Она смотрела на глобус, который стоял на подоконнике, и успокаивалась. Близко были исключительно миролюбивые народы: болгары, поляки, турки. К тому же лозунг «Миру – мир» висел повсюду, и выходит, не только она, а многие люди были озабочены тем, чтобы войны не было никогда. Значит, и не будет! С чего бы ей быть?
Тамара темно-рыженькой девочкой с курчавыми волосами. А глаза у нее были серо-синие, как речная вода. И еще ямочки на щеках, которые ее смущали. Она старалась не улыбаться без лишней нужды, чтоб не выглядеть легкомысленной, на нее и так пялились черноголовые мальчишки. Но никто пальцем не тронул, потому что было такое понятие – честь. И ей очень нравилось это слово «честь». Высокое, как дерево, оно не гнулось при ветре и только слегка шелестело листьями от сильных порывов.
Не было войны, была честь, сады не горели, мальчишки-близняшки пошли в первый класс и были первыми учениками. А она, младшая сестра, следила, чтоб учили уроки, хотя обожала их до колючей боли в сердце.
Она ходила в пятый класс, когда раздались где-то за горами первые выстрелы. Никто не придал этому значения. Хотя нет. У дедушки Вахида была ручная ворона, ее все любили. Она прилетала и стучала клювом в окошко, могла во время обеда гордо пройти мимо тарелок и усесться на плечо дедушки. И тот ей что-то шептал, а она, наклонив голову, слушала и даже будто кивала головкой, а потом, нежно клюнув в щеку, в сущности, поцеловав, улетала по своим птичьим делам.
Вот ее убили первой. И она лежала, виновато раскинув крылья, а из ее сердца
текла совершенно человеческая кровь. Боже! Как плакал дед!

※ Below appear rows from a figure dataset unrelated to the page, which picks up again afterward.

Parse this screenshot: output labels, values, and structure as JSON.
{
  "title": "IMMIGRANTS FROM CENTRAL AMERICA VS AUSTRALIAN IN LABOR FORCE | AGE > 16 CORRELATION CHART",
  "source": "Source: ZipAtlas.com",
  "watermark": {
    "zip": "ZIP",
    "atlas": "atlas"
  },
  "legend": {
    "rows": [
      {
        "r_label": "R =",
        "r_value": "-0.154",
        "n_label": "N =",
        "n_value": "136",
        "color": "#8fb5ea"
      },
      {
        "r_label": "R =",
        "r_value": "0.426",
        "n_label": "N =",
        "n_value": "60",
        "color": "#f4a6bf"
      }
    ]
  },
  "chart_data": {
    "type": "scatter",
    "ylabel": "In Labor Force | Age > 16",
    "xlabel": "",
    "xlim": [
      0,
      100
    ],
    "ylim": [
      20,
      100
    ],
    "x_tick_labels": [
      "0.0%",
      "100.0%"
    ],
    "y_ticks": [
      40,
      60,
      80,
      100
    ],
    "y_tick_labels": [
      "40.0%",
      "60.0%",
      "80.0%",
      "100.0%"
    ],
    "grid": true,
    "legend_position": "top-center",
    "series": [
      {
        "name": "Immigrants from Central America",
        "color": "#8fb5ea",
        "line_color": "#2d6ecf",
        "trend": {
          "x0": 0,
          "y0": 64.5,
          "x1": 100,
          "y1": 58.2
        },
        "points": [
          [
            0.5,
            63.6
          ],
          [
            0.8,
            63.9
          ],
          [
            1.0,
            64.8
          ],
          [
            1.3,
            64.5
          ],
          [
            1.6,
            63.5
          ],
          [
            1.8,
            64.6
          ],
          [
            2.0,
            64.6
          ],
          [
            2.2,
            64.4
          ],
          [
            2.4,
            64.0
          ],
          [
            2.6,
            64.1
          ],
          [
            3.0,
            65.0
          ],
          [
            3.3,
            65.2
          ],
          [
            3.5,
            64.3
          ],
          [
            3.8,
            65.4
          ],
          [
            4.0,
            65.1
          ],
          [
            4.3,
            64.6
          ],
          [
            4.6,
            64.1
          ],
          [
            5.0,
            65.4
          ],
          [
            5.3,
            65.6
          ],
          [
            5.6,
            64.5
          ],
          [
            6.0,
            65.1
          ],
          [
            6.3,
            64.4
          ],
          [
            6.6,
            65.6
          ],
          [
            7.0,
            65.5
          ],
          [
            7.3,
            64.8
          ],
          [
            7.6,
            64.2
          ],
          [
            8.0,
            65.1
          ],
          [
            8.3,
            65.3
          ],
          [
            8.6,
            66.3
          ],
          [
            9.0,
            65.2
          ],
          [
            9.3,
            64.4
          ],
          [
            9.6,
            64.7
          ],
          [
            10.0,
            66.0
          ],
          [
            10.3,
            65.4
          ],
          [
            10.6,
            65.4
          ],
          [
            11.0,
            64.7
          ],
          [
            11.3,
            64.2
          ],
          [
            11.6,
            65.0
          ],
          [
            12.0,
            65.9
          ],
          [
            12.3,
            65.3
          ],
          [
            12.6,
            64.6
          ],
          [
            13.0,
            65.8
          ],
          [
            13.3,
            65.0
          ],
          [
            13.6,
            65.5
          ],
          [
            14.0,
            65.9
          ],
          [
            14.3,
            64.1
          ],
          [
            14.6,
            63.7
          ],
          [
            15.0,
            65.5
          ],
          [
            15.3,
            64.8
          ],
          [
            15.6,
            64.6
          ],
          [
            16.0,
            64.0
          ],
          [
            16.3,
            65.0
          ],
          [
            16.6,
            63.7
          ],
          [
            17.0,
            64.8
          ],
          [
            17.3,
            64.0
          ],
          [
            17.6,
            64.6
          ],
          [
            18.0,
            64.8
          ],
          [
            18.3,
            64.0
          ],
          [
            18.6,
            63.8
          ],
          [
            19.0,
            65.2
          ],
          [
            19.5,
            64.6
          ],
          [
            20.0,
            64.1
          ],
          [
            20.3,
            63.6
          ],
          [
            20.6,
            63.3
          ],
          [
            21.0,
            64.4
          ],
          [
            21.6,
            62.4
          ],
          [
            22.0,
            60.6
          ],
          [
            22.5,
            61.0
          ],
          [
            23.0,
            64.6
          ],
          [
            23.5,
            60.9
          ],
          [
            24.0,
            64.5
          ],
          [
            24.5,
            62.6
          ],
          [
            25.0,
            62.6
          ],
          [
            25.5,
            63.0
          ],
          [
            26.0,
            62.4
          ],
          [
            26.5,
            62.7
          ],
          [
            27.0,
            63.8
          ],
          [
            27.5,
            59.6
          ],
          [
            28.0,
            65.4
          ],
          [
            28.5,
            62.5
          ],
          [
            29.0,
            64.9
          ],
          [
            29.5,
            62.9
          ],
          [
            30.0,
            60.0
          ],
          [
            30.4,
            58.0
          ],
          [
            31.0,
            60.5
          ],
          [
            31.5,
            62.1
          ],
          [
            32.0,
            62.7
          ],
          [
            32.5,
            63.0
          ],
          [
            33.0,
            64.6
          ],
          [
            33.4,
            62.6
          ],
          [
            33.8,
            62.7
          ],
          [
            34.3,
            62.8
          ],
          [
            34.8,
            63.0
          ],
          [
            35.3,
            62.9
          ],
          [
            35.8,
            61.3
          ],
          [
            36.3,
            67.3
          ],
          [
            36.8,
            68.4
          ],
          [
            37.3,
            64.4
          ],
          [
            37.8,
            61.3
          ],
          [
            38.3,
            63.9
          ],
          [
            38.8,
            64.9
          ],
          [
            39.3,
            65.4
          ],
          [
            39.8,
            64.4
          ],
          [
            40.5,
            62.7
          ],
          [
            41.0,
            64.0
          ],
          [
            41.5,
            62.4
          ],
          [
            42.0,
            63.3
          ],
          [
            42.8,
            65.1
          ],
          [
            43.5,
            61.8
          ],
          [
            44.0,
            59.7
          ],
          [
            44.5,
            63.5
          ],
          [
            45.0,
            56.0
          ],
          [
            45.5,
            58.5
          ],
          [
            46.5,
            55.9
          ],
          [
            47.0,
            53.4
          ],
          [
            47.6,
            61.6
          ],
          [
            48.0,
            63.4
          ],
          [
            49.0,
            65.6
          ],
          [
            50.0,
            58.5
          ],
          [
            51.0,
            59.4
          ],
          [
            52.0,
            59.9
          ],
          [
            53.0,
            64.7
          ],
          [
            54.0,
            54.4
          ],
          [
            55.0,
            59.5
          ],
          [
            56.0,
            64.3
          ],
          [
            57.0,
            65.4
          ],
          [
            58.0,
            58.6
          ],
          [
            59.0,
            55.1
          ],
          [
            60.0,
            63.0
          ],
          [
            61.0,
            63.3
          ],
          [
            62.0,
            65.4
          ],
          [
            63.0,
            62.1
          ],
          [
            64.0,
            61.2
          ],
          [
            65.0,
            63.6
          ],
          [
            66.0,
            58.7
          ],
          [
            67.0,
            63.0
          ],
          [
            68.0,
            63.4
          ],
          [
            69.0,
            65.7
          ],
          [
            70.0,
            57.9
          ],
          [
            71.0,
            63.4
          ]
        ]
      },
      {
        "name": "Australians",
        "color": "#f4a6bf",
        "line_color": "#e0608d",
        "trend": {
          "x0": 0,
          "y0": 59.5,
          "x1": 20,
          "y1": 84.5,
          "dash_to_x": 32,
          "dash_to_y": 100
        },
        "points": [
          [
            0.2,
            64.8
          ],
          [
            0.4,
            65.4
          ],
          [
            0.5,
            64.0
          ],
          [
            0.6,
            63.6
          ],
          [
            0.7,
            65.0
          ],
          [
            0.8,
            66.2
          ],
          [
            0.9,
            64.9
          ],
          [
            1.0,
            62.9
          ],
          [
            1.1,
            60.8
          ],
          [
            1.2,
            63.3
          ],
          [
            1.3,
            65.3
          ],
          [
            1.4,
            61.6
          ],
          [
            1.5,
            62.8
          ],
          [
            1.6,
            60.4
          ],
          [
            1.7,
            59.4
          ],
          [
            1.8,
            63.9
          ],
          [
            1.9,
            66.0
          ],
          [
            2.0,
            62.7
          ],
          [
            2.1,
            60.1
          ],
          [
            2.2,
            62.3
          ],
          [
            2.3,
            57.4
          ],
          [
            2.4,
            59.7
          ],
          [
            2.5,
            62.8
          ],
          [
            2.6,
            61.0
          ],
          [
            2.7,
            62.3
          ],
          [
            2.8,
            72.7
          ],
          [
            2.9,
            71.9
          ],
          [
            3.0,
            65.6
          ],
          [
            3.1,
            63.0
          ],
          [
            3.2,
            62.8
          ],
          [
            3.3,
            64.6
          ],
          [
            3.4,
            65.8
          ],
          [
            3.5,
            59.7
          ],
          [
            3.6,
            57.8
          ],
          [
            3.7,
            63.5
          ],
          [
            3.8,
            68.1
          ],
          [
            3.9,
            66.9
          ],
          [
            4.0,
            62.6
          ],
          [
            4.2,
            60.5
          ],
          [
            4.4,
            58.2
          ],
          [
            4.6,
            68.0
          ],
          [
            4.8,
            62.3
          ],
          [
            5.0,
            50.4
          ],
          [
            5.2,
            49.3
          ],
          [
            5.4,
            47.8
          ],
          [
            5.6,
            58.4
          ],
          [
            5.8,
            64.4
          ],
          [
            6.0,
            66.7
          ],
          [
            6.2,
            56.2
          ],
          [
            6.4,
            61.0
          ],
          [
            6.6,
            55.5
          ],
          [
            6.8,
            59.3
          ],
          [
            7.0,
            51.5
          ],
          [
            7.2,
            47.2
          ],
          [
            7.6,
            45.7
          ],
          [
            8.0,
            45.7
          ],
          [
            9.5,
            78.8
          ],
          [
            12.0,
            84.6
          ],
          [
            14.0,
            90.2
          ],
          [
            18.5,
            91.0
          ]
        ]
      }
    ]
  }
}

Тамара уже понимала, что присутствие зла запрограммировано самой природой. Иначе что делать той же высокой чести и доброте, которая встает на защиту, не будь зла? Она хорошо училась, собиралась после школы поступать в университет, где работал ее отец, на филологический факультет, до Грозного автобусом двадцать минут езды. Мама на будущее купила ей костюм, уже совсем не девчоночий, а немножко взрослый. Юбочка с разрезом и пиджак с красиво выкроенным воротником. Но стрелять стали все чаще и чаще. И кое-где горели бензоколонки.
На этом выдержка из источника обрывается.